The Bank of England (BoE) responded to over 70 questions posed by applicants vying for a $244,000 contract to help design a proof of concept for a CBDC wallet.
Companies that applied to win the $244,000 contract to form a “proof of concept” for a CBDC wallet for the Bank of England (BOE) presented their questions about the project. The central bank has responded by publishing its answers to over 70 questions.
On Dec.9, the BOE began accepting applications from prospective suppliers. About 20 companies filled out their applications and sent in their questions before Dec.25. Following that, the BoE published the questions posed by the competing providers and their answers to provide insight into the project.
“We’re using this PoC to deepen our knowledge and understanding of how CBDC products could possibly interact with each other.”Bank of England.
The BOE plans to develop a back-end server for a core ledger, a mobile wallet application, and a merchant website. The bank said it only intends to use the proof of concept to boost its knowledge and has not yet committed to creating a sample wallet.
CBDC could be a crucial tool
The project aims to investigate the end-to-end user journey as the BOE seeks to refine the program and make the CBDC more tangible, and better known by everyone it would impact.
Although 28 applications were initially submitted, eight suppliers did not advance past the question stage.
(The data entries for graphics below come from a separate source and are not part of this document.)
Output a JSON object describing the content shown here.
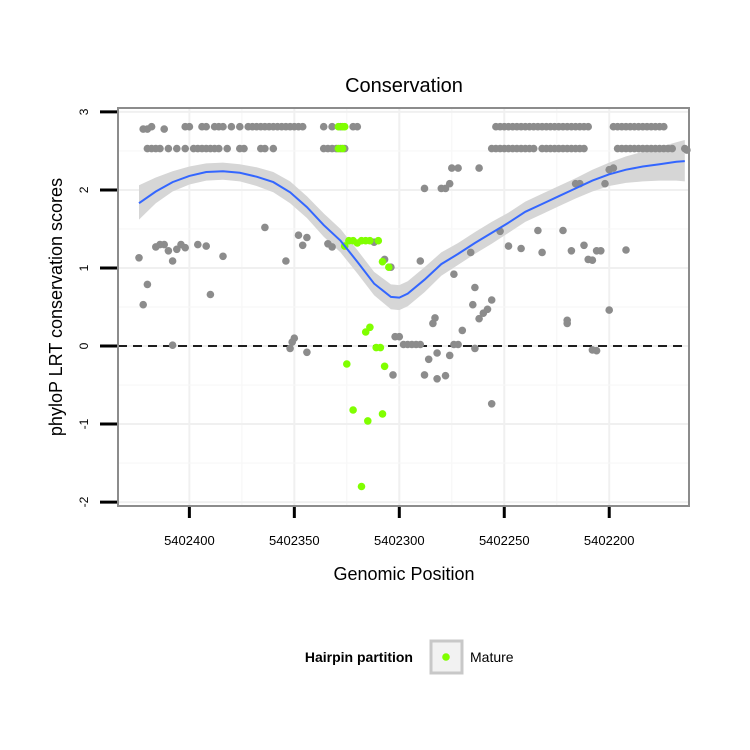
{
  "chart_data": {
    "type": "scatter",
    "title": "Conservation",
    "xlabel": "Genomic Position",
    "ylabel": "phyloP LRT conservation scores",
    "x_reversed": true,
    "xlim": [
      5402162,
      5402434
    ],
    "ylim": [
      -2.05,
      3.05
    ],
    "x_ticks": [
      5402400,
      5402350,
      5402300,
      5402250,
      5402200
    ],
    "y_ticks": [
      -2,
      -1,
      0,
      1,
      2,
      3
    ],
    "grid": true,
    "reference_line": {
      "y": 0,
      "style": "dashed"
    },
    "legend": {
      "title": "Hairpin partition",
      "position": "bottom",
      "entries": [
        {
          "label": "Mature",
          "color": "#80ff00"
        }
      ]
    },
    "colors": {
      "other": "#8c8c8c",
      "mature": "#80ff00",
      "smooth": "#3366ff",
      "ribbon": "#d6d6d6"
    },
    "series": [
      {
        "name": "Other",
        "points": [
          [
            5402422,
            2.78
          ],
          [
            5402420,
            2.78
          ],
          [
            5402418,
            2.81
          ],
          [
            5402412,
            2.78
          ],
          [
            5402402,
            2.81
          ],
          [
            5402400,
            2.81
          ],
          [
            5402394,
            2.81
          ],
          [
            5402392,
            2.81
          ],
          [
            5402388,
            2.81
          ],
          [
            5402386,
            2.81
          ],
          [
            5402384,
            2.81
          ],
          [
            5402380,
            2.81
          ],
          [
            5402376,
            2.81
          ],
          [
            5402372,
            2.81
          ],
          [
            5402370,
            2.81
          ],
          [
            5402368,
            2.81
          ],
          [
            5402366,
            2.81
          ],
          [
            5402364,
            2.81
          ],
          [
            5402362,
            2.81
          ],
          [
            5402360,
            2.81
          ],
          [
            5402358,
            2.81
          ],
          [
            5402356,
            2.81
          ],
          [
            5402354,
            2.81
          ],
          [
            5402352,
            2.81
          ],
          [
            5402350,
            2.81
          ],
          [
            5402348,
            2.81
          ],
          [
            5402346,
            2.81
          ],
          [
            5402336,
            2.81
          ],
          [
            5402332,
            2.81
          ],
          [
            5402328,
            2.81
          ],
          [
            5402322,
            2.81
          ],
          [
            5402320,
            2.81
          ],
          [
            5402420,
            2.53
          ],
          [
            5402418,
            2.53
          ],
          [
            5402416,
            2.53
          ],
          [
            5402414,
            2.53
          ],
          [
            5402410,
            2.53
          ],
          [
            5402406,
            2.53
          ],
          [
            5402402,
            2.53
          ],
          [
            5402398,
            2.53
          ],
          [
            5402396,
            2.53
          ],
          [
            5402394,
            2.53
          ],
          [
            5402392,
            2.53
          ],
          [
            5402390,
            2.53
          ],
          [
            5402388,
            2.53
          ],
          [
            5402386,
            2.53
          ],
          [
            5402382,
            2.53
          ],
          [
            5402376,
            2.53
          ],
          [
            5402374,
            2.53
          ],
          [
            5402366,
            2.53
          ],
          [
            5402364,
            2.53
          ],
          [
            5402360,
            2.53
          ],
          [
            5402336,
            2.53
          ],
          [
            5402334,
            2.53
          ],
          [
            5402332,
            2.53
          ],
          [
            5402330,
            2.53
          ],
          [
            5402328,
            2.53
          ],
          [
            5402326,
            2.53
          ],
          [
            5402424,
            1.13
          ],
          [
            5402422,
            0.53
          ],
          [
            5402420,
            0.79
          ],
          [
            5402416,
            1.27
          ],
          [
            5402414,
            1.3
          ],
          [
            5402412,
            1.3
          ],
          [
            5402410,
            1.22
          ],
          [
            5402408,
            1.09
          ],
          [
            5402408,
            0.01
          ],
          [
            5402406,
            1.24
          ],
          [
            5402404,
            1.3
          ],
          [
            5402402,
            1.26
          ],
          [
            5402396,
            1.3
          ],
          [
            5402392,
            1.28
          ],
          [
            5402390,
            0.66
          ],
          [
            5402384,
            1.15
          ],
          [
            5402364,
            1.52
          ],
          [
            5402354,
            1.09
          ],
          [
            5402352,
            -0.03
          ],
          [
            5402351,
            0.05
          ],
          [
            5402350,
            0.1
          ],
          [
            5402348,
            1.42
          ],
          [
            5402346,
            1.29
          ],
          [
            5402344,
            1.39
          ],
          [
            5402344,
            -0.08
          ],
          [
            5402334,
            1.31
          ],
          [
            5402332,
            1.27
          ],
          [
            5402312,
            1.33
          ],
          [
            5402307,
            1.11
          ],
          [
            5402304,
            1.01
          ],
          [
            5402302,
            0.12
          ],
          [
            5402300,
            0.12
          ],
          [
            5402298,
            0.02
          ],
          [
            5402296,
            0.02
          ],
          [
            5402294,
            0.02
          ],
          [
            5402292,
            0.02
          ],
          [
            5402290,
            0.02
          ],
          [
            5402303,
            -0.37
          ],
          [
            5402290,
            1.09
          ],
          [
            5402288,
            -0.37
          ],
          [
            5402286,
            -0.17
          ],
          [
            5402284,
            0.29
          ],
          [
            5402283,
            0.36
          ],
          [
            5402282,
            -0.09
          ],
          [
            5402282,
            -0.42
          ],
          [
            5402278,
            -0.38
          ],
          [
            5402276,
            -0.12
          ],
          [
            5402274,
            0.02
          ],
          [
            5402272,
            0.02
          ],
          [
            5402288,
            2.02
          ],
          [
            5402280,
            2.02
          ],
          [
            5402278,
            2.02
          ],
          [
            5402276,
            2.08
          ],
          [
            5402274,
            0.92
          ],
          [
            5402270,
            0.2
          ],
          [
            5402266,
            1.2
          ],
          [
            5402265,
            0.53
          ],
          [
            5402264,
            0.75
          ],
          [
            5402264,
            -0.03
          ],
          [
            5402262,
            0.35
          ],
          [
            5402260,
            0.42
          ],
          [
            5402258,
            0.47
          ],
          [
            5402256,
            0.59
          ],
          [
            5402256,
            -0.74
          ],
          [
            5402252,
            1.47
          ],
          [
            5402275,
            2.28
          ],
          [
            5402272,
            2.28
          ],
          [
            5402262,
            2.28
          ],
          [
            5402254,
            2.81
          ],
          [
            5402252,
            2.81
          ],
          [
            5402250,
            2.81
          ],
          [
            5402248,
            2.81
          ],
          [
            5402246,
            2.81
          ],
          [
            5402244,
            2.81
          ],
          [
            5402242,
            2.81
          ],
          [
            5402240,
            2.81
          ],
          [
            5402238,
            2.81
          ],
          [
            5402236,
            2.81
          ],
          [
            5402234,
            2.81
          ],
          [
            5402232,
            2.81
          ],
          [
            5402230,
            2.81
          ],
          [
            5402228,
            2.81
          ],
          [
            5402226,
            2.81
          ],
          [
            5402224,
            2.81
          ],
          [
            5402222,
            2.81
          ],
          [
            5402220,
            2.81
          ],
          [
            5402218,
            2.81
          ],
          [
            5402216,
            2.81
          ],
          [
            5402214,
            2.81
          ],
          [
            5402212,
            2.81
          ],
          [
            5402210,
            2.81
          ],
          [
            5402256,
            2.53
          ],
          [
            5402254,
            2.53
          ],
          [
            5402252,
            2.53
          ],
          [
            5402250,
            2.53
          ],
          [
            5402248,
            2.53
          ],
          [
            5402246,
            2.53
          ],
          [
            5402244,
            2.53
          ],
          [
            5402242,
            2.53
          ],
          [
            5402240,
            2.53
          ],
          [
            5402238,
            2.53
          ],
          [
            5402236,
            2.53
          ],
          [
            5402232,
            2.53
          ],
          [
            5402230,
            2.53
          ],
          [
            5402228,
            2.53
          ],
          [
            5402226,
            2.53
          ],
          [
            5402224,
            2.53
          ],
          [
            5402222,
            2.53
          ],
          [
            5402220,
            2.53
          ],
          [
            5402218,
            2.53
          ],
          [
            5402216,
            2.53
          ],
          [
            5402214,
            2.53
          ],
          [
            5402212,
            2.53
          ],
          [
            5402248,
            1.28
          ],
          [
            5402242,
            1.25
          ],
          [
            5402234,
            1.48
          ],
          [
            5402232,
            1.2
          ],
          [
            5402222,
            1.48
          ],
          [
            5402220,
            0.29
          ],
          [
            5402220,
            0.33
          ],
          [
            5402218,
            1.22
          ],
          [
            5402216,
            2.08
          ],
          [
            5402214,
            2.08
          ],
          [
            5402212,
            1.29
          ],
          [
            5402210,
            1.11
          ],
          [
            5402208,
            1.1
          ],
          [
            5402206,
            1.22
          ],
          [
            5402208,
            -0.05
          ],
          [
            5402206,
            -0.06
          ],
          [
            5402204,
            1.22
          ],
          [
            5402202,
            2.08
          ],
          [
            5402200,
            0.46
          ],
          [
            5402200,
            2.26
          ],
          [
            5402198,
            2.28
          ],
          [
            5402192,
            1.23
          ],
          [
            5402198,
            2.81
          ],
          [
            5402196,
            2.81
          ],
          [
            5402194,
            2.81
          ],
          [
            5402192,
            2.81
          ],
          [
            5402190,
            2.81
          ],
          [
            5402188,
            2.81
          ],
          [
            5402186,
            2.81
          ],
          [
            5402184,
            2.81
          ],
          [
            5402182,
            2.81
          ],
          [
            5402180,
            2.81
          ],
          [
            5402178,
            2.81
          ],
          [
            5402176,
            2.81
          ],
          [
            5402174,
            2.81
          ],
          [
            5402196,
            2.53
          ],
          [
            5402194,
            2.53
          ],
          [
            5402192,
            2.53
          ],
          [
            5402190,
            2.53
          ],
          [
            5402188,
            2.53
          ],
          [
            5402186,
            2.53
          ],
          [
            5402184,
            2.53
          ],
          [
            5402182,
            2.53
          ],
          [
            5402180,
            2.53
          ],
          [
            5402178,
            2.53
          ],
          [
            5402176,
            2.53
          ],
          [
            5402174,
            2.53
          ],
          [
            5402172,
            2.53
          ],
          [
            5402170,
            2.53
          ],
          [
            5402164,
            2.53
          ],
          [
            5402163,
            2.51
          ]
        ]
      },
      {
        "name": "Mature",
        "points": [
          [
            5402329,
            2.81
          ],
          [
            5402327,
            2.81
          ],
          [
            5402326,
            2.81
          ],
          [
            5402329,
            2.53
          ],
          [
            5402327,
            2.53
          ],
          [
            5402326,
            1.28
          ],
          [
            5402324,
            1.35
          ],
          [
            5402322,
            1.35
          ],
          [
            5402320,
            1.32
          ],
          [
            5402318,
            1.35
          ],
          [
            5402316,
            1.35
          ],
          [
            5402314,
            1.35
          ],
          [
            5402310,
            1.35
          ],
          [
            5402308,
            1.08
          ],
          [
            5402305,
            1.01
          ],
          [
            5402316,
            0.18
          ],
          [
            5402314,
            0.24
          ],
          [
            5402311,
            -0.02
          ],
          [
            5402309,
            -0.02
          ],
          [
            5402325,
            -0.23
          ],
          [
            5402307,
            -0.26
          ],
          [
            5402322,
            -0.82
          ],
          [
            5402308,
            -0.87
          ],
          [
            5402315,
            -0.96
          ],
          [
            5402318,
            -1.8
          ]
        ]
      }
    ],
    "smooth": {
      "x": [
        5402424,
        5402416,
        5402408,
        5402400,
        5402392,
        5402384,
        5402376,
        5402368,
        5402360,
        5402352,
        5402344,
        5402336,
        5402328,
        5402320,
        5402312,
        5402304,
        5402300,
        5402296,
        5402288,
        5402280,
        5402272,
        5402264,
        5402256,
        5402248,
        5402240,
        5402232,
        5402224,
        5402216,
        5402208,
        5402200,
        5402192,
        5402184,
        5402176,
        5402168,
        5402164
      ],
      "y": [
        1.83,
        1.98,
        2.1,
        2.18,
        2.23,
        2.24,
        2.22,
        2.17,
        2.1,
        1.97,
        1.78,
        1.55,
        1.35,
        1.08,
        0.8,
        0.63,
        0.62,
        0.67,
        0.85,
        1.05,
        1.18,
        1.32,
        1.45,
        1.58,
        1.72,
        1.82,
        1.92,
        2.02,
        2.12,
        2.2,
        2.26,
        2.3,
        2.33,
        2.36,
        2.37
      ],
      "lower": [
        1.62,
        1.83,
        1.98,
        2.07,
        2.12,
        2.13,
        2.11,
        2.05,
        1.97,
        1.83,
        1.64,
        1.4,
        1.2,
        0.93,
        0.65,
        0.47,
        0.46,
        0.51,
        0.69,
        0.9,
        1.04,
        1.18,
        1.31,
        1.45,
        1.59,
        1.69,
        1.79,
        1.89,
        1.98,
        2.05,
        2.09,
        2.11,
        2.12,
        2.12,
        2.11
      ],
      "upper": [
        2.06,
        2.16,
        2.24,
        2.3,
        2.34,
        2.35,
        2.33,
        2.29,
        2.23,
        2.11,
        1.92,
        1.7,
        1.5,
        1.23,
        0.95,
        0.79,
        0.78,
        0.83,
        1.01,
        1.2,
        1.32,
        1.46,
        1.59,
        1.71,
        1.85,
        1.95,
        2.05,
        2.15,
        2.26,
        2.35,
        2.43,
        2.49,
        2.55,
        2.61,
        2.64
      ]
    }
  }
}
The applications were completed by 9 small and medium-sized enterprises and 11 large firms.
The sample wallet supports the Bank of England’s work as part of Project Rosalind, a joint experiment it is conducting with the Bank of International Settlements Innovation Hub to develop prototypes of an application programming interface (API) for a CBDC.
The proof of concept wallet will also be tested with the Rosalind API. On Nov.23, BOE representatives Andrew Bailey and Sir Jon Cunliffe responded to inquiries from lawmakers in a live-streamed event.
When discussing digital currencies, the officials appeared to view CBDCs as a revolution for the future of money. Sir Cunliffe, the BoE’s Deputy Governor for Financial Stability, stated that he anticipates witnessing a revolution in the functionality of money that’s “driven by technology.”